O abade Meslier, indignado com a opressão e as injustiças sociais praticadas contra os camponeses, durante o reinado de Luís XIV, foi um autor radical, incisivo, comunista e ateu, mas manteve as suas ideias no mais absoluto sigilo, pois sabia que, não existindo vida para além da morte, devia preservar a única e irrepetível que lhe coube.

Os seus escritos onde nega de forma inequívoca o dogma da criação do universo e, por conseguinte, as ideias de divindade, transcendência e ordenação divina da natureza, só foram conhecidos postumamente.
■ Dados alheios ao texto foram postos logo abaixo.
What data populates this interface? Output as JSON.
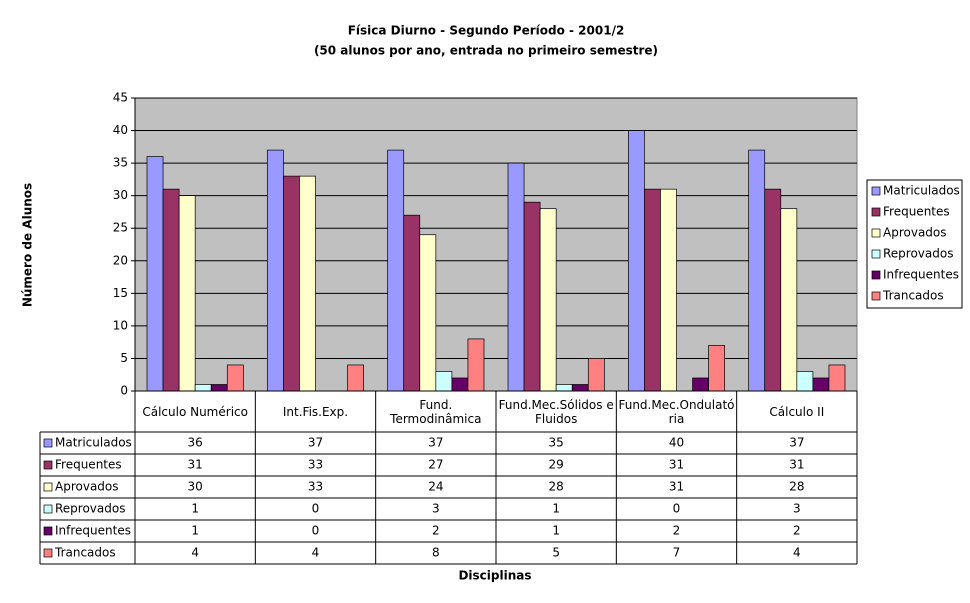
{
  "chart_data": {
    "type": "bar",
    "title": "Física Diurno - Segundo Período - 2001/2",
    "subtitle": "(50 alunos por ano, entrada no primeiro semestre)",
    "y_label": "Número de Alunos",
    "x_label": "Disciplinas",
    "categories": [
      "Cálculo Numérico",
      "Int.Fis.Exp.",
      "Fund. Termodinâmica",
      "Fund.Mec.Sólidos e Fluidos",
      "Fund.Mec.Ondulatória",
      "Cálculo II"
    ],
    "series": [
      {
        "name": "Matriculados",
        "color": "#9999ff",
        "values": [
          36,
          37,
          37,
          35,
          40,
          37
        ]
      },
      {
        "name": "Frequentes",
        "color": "#993366",
        "values": [
          31,
          33,
          27,
          29,
          31,
          31
        ]
      },
      {
        "name": "Aprovados",
        "color": "#ffffcc",
        "values": [
          30,
          33,
          24,
          28,
          31,
          28
        ]
      },
      {
        "name": "Reprovados",
        "color": "#ccffff",
        "values": [
          1,
          0,
          3,
          1,
          0,
          3
        ]
      },
      {
        "name": "Infrequentes",
        "color": "#660066",
        "values": [
          1,
          0,
          2,
          1,
          2,
          2
        ]
      },
      {
        "name": "Trancados",
        "color": "#ff8080",
        "values": [
          4,
          4,
          8,
          5,
          7,
          4
        ]
      }
    ],
    "ylim": [
      0,
      45
    ],
    "yticks": [
      0,
      5,
      10,
      15,
      20,
      25,
      30,
      35,
      40,
      45
    ],
    "grid": true,
    "legend": "right",
    "data_table": true
  }
}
Foi um revoltado, por razões políticas e sociais, com sermões materialistas, mas calcula-se o escândalo provocado pelo seu ateísmo, quando foi conhecido, e pelas diatribes contra Cristo, que descreveu como louco, fanático, ignorante e charlatão, indivíduo astuto que se aproveitou da credulidade e do desespero de pessoas ignorantes para estabelecer o seu império.

Foi, aliás, imensamente crítico para com a religião, que considerou um artifício humano, nefasto expediente dos espertalhões e um eficiente instrumento de dominação utilizado por reis, sacerdotes e demais parasitas para submeterem e manipularem as populações miseráveis e abatidas pelo sofrimento.

O abade Meslier é um expoente do Iluminismo francês cujo manuscrito, se não fosse tão prolixo e de estilo rebarbativo, era merecedor de ombrear com as obras de Montesquieu, Rousseau e Voltaire, na filosofia política das Luzes que originou a Revolução Francesa.